Getting and cleaning data;
Exploratory analysis;
Create fundations for further exploration and modeling.

2. Prerequisite and data preparation.

The Rmarkdown file can be found at: https://github.com/Rui-Lian/datascience-capstone.git

The following packages are used for this report.

library(tidyverse)# A set of hand-on packages from Rstudio. 
library(tidytext)# Text mining package using tidy data principle.
library(wordcloud)# Word cloud for exploration.
library(quanteda)# Create document frequency matrix.
library(stringi) # Regrex to clean the word strings.

Two NLP packages are used for this project.

Package tidytext (https://cran.r-project.org/web/packages/tidytext/index.html) adopts tidy data priciple. So we can treat text data as a data frame and we can use all of the previous tools such as ggplot2, dplyr etc.

Package quanteda is a powerful, convenient package for NLP. But it takes some time to be familiar with it.

2.1 Getting the data.

Raw data was downloaded from “https://d396qusza40orc.cloudfront.net/dsscapstone/dataset/Coursera-SwiftKey.zip”. The zip file was unziped in R with unzip funciton. All the data ins in a folder named final in the working directory.

Three text files are downloaded into final folder in working directory. These files represent data from twitter, news and blog, respectively. 25% ramdom samples of the three files was read into a data frame by base::scan.

As the result: a data frame of more than 1.06 million rows was generated. The size of this sampled raw data is 208 M.

2.2 Data cleaning-profanity removing.

A “bad-word” list was downloaded from “https://www.cs.cmu.edu/~biglou/resources/bad-words.txt”.

Each word in the list was pasted as a regular expression like “\bbad\b”. As such, we only detect STANDALONE bad words in the corpus. It is possible that there are hidden bad words in a string.

3. Tokenization and feature exploration.

One word tokenization was performed by tidytext::unnest_tokens function. Source of the text, twitter, news and blogs are labeled for each row. There are more than 25 million one-word tokens, representing more than 310 K unique words or symbols.

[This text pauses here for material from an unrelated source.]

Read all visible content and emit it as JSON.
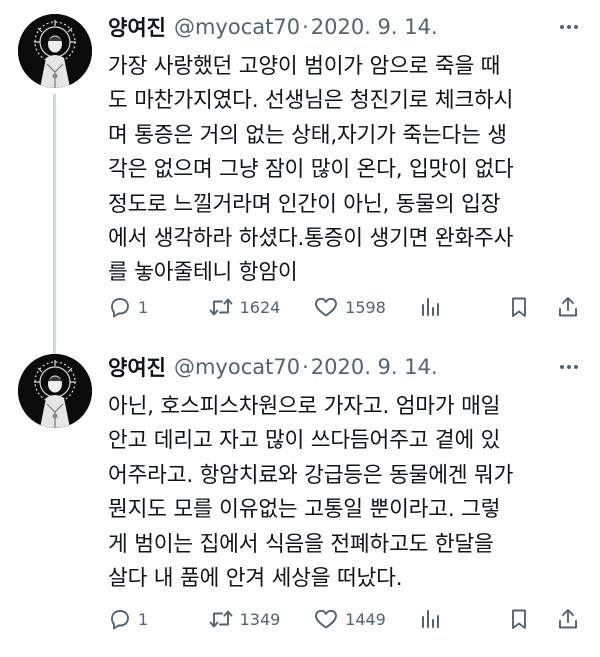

The common stop words, such as “the”, “of” etc, are not excluded because predictions of these word could make the typing more easy, especially in mobile settings. A example of the first two rows of the data frame.

## # A tibble: 2 x 2
##   text                                                               sour…
##   <chr>                                                              <chr>
## 1 with graduation season right around the corner, nancy has whipped… en_U…
## 2 state contracts worth over 100 million ringgit!                    en_U…

3.1 Exploratory analysis 1: the coverages of frequent words.

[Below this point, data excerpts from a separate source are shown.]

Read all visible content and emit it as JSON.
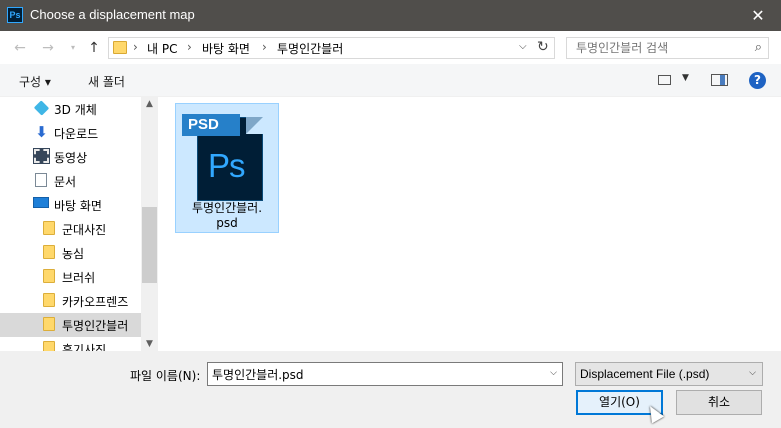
{
  "window": {
    "title": "Choose a displacement map",
    "app_icon": "Ps",
    "close_glyph": "✕"
  },
  "address": {
    "breadcrumbs": [
      "내 PC",
      "바탕 화면",
      "투명인간블러"
    ],
    "separator": "›"
  },
  "search": {
    "placeholder": "투명인간블러 검색"
  },
  "toolbar": {
    "organize_label": "구성 ▾",
    "new_folder_label": "새 폴더"
  },
  "sidebar": {
    "items": [
      {
        "label": "3D 개체",
        "icon": "3d-objects-icon"
      },
      {
        "label": "다운로드",
        "icon": "download-icon"
      },
      {
        "label": "동영상",
        "icon": "video-icon"
      },
      {
        "label": "문서",
        "icon": "document-icon"
      },
      {
        "label": "바탕 화면",
        "icon": "desktop-icon"
      },
      {
        "label": "군대사진",
        "icon": "folder-icon"
      },
      {
        "label": "농심",
        "icon": "folder-icon"
      },
      {
        "label": "브러쉬",
        "icon": "folder-icon"
      },
      {
        "label": "카카오프렌즈",
        "icon": "folder-icon"
      },
      {
        "label": "투명인간블러",
        "icon": "folder-icon",
        "selected": true
      },
      {
        "label": "훈기사진",
        "icon": "folder-icon"
      }
    ]
  },
  "files": [
    {
      "name_line1": "투명인간블러.",
      "name_line2": "psd",
      "badge": "PSD",
      "logo": "Ps",
      "selected": true
    }
  ],
  "footer": {
    "filename_label": "파일 이름(N):",
    "filename_value": "투명인간블러.psd",
    "filter_value": "Displacement File (.psd)",
    "open_label": "열기(O)",
    "cancel_label": "취소"
  },
  "colors": {
    "titlebar": "#504e4b",
    "selection": "#cce8ff",
    "accent": "#0078d7"
  }
}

Plot below shows that a few words could cover the majority of English text. On the other hand, there is a long tail of rare words, symbos, foreign languages. Potentially further exploration or modeling could trim the list for efficiency. At this state, We just leave the long tail as it is.

3.2 Exploratory analysis 2: term frequency analysis.

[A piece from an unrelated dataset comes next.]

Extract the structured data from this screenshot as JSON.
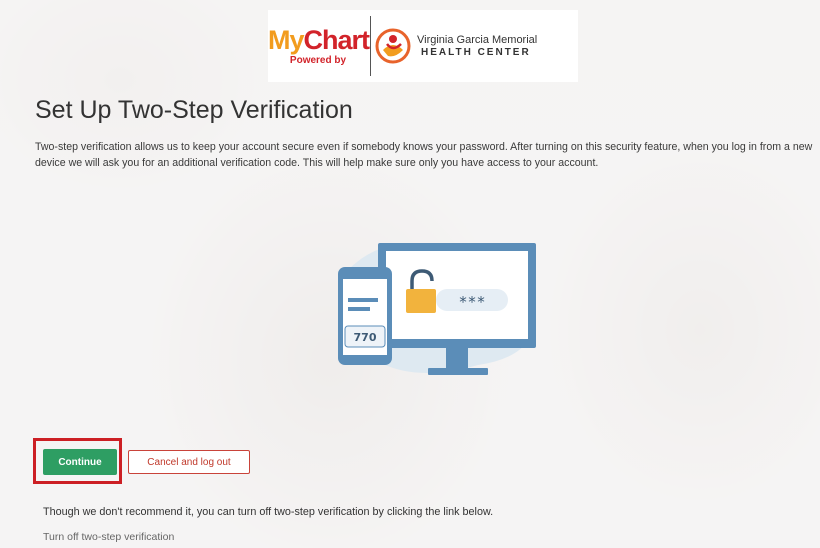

The most frequent words in the three sources are too common to convey any meaning. This is problematic because: 1) we need to put those words in model since they are the “backbone” of languange; 2) Including common words in the model is at the cost of system efficiency.

## Selecting by n

3.3 Exploratory analysis 3: term frequency-inverse document frequency (tf-idf)analysis.

The common words in the corpus is too common to be meaningful. So we can’t use a simple frequency model here. Term frequency-inverse document frequency (tf-idf) model could offset those “stop-words” and put more meaningful words on the table. (https://en.wikipedia.org/wiki/Tf%E2%80%93idf) Plot below: excluding common English “stop-words”, we can see the top 15 words from the three sources are quite different. Many “atypical” English words were noted in twitter. The take-homes here: 1) Need all of the three sources in training; 2) English is dynamic, some informal words are active in social media.

## Selecting by tf_idf

## Selecting by tf_idf

3.4 Exploratory analysis 4: Document-frequency-matrix.

Top 20 words accounts fro 28% of total words!

## [1] 0.2807511

Word cloud of words with 10000 + times in corpus.

4 Milestone conclusions and further steps.

Milestone conclusions: 1. Potentially this work is system (memory, CPU) demanding; 2. To avoid system overwhelming, the raw corpus need further trimming or optimization; 3. tf-idf model could be useful to predict the true meaningfull words; 4. Common stop words should be included in prediction model, but it might be possible to treat common words as default to minimize the system (memory, CPU) requirment;

Further steps: 1. Continue to expore 2gram, 3gram model; 2. Based on 1gram, 2gram, 3gram or more, build prediction model; 3. Evaluate the smoothing algorithm.